The authors developed aggregate scores from all of the rankings, determined on the basis of the questions, for each of the 21 countries, to provide an overall world ranking score. The aggregate scores were “Superior,” “Average,” or “Poor.”
Summaries, from FoodSafetyNews.com, are as follows:
EU Countries (Superior) — Regulations addressing the traceability of a broad range of foods and animal products of both domestic and imported origin have established those countries adopting EU legislation as strong leaders in global food traceability.
Japan (Average) — Even though Japan’s beef labeling law for farm-to-fork traceability is now applicable only on domestic products, the Japanese government has adopted new regulations on rice traceability as well as other various commodities. This places Japan in a “fast-track” position in food traceability.
Canada (Average) — Traceability requirements through mandatory livestock identification are being strengthened. However, the efforts to create a national traceability system have failed to produce anything beyond limited livestock tracking.
U.S. (Average) — While the new Food Safety Modernization Act (FSMA) is expected to improve food traceability capabilities for commodities, the development of regulations is still in the early stages. The U.S. does have robust identification and labeling requirements of packaged food products, but is one of only two major beef-producing countries without a national cattle identification or traceability system.

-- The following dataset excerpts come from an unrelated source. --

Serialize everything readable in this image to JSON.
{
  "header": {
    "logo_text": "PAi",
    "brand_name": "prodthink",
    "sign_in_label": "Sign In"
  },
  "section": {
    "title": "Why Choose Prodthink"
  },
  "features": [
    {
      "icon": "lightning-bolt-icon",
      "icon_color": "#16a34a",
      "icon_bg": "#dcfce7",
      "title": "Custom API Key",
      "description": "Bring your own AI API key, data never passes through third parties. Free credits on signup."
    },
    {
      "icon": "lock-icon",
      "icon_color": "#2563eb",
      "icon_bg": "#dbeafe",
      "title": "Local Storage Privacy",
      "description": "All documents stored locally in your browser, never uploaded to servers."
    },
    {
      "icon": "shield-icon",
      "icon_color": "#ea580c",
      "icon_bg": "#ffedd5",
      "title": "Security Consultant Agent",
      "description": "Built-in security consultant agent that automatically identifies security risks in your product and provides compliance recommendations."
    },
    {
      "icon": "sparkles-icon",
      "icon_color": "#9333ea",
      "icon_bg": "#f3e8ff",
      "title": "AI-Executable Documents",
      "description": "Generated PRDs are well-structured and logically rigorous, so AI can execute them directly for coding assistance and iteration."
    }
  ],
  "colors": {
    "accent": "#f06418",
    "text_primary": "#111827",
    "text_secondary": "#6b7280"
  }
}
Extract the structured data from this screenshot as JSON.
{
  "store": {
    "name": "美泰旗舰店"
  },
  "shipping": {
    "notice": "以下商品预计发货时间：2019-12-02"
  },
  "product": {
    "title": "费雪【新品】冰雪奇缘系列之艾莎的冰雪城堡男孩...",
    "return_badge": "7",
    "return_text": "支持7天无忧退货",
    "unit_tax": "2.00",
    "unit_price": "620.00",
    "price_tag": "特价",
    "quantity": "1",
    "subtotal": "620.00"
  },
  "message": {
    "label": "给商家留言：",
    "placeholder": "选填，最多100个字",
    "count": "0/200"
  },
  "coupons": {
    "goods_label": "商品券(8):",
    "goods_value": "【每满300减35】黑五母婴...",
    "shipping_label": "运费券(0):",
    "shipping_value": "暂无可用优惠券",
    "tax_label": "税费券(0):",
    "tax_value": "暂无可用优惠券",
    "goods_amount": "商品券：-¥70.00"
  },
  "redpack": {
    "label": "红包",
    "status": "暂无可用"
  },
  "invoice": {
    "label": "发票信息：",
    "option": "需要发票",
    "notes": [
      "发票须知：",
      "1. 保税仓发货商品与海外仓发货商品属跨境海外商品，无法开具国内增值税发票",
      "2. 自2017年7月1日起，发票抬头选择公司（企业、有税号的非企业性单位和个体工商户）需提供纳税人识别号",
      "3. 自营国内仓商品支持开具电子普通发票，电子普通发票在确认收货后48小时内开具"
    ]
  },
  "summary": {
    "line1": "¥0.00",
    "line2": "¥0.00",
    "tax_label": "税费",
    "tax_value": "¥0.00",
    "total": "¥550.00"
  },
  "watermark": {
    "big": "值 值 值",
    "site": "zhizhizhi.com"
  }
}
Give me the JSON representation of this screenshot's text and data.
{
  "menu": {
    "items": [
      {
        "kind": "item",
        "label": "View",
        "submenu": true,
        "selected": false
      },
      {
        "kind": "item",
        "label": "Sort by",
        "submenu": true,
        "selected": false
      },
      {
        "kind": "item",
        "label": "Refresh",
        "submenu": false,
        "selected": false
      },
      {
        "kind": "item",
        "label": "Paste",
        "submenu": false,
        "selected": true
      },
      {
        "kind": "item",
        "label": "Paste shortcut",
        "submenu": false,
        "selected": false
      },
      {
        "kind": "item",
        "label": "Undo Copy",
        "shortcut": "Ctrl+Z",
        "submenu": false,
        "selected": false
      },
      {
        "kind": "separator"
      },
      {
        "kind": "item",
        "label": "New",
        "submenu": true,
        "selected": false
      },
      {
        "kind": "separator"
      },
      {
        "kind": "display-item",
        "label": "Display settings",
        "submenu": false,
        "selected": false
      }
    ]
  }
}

Australia, New Zealand and Brazil (Average) — These countries have strong livestock identification and traceability systems, but need to develop more advanced traceability requirements for other domestic and imported foods. Requirements for being able to trace and track most foods from farm to fork are still absent.
China (Poor) — The traceability system in China is still under development, and traceability is largely unregulated. China has recently announced impending changes to its food traceability laws.
Russian Federation — Little information was available for determining traceability requirements and regulations, therefore this country was not scored.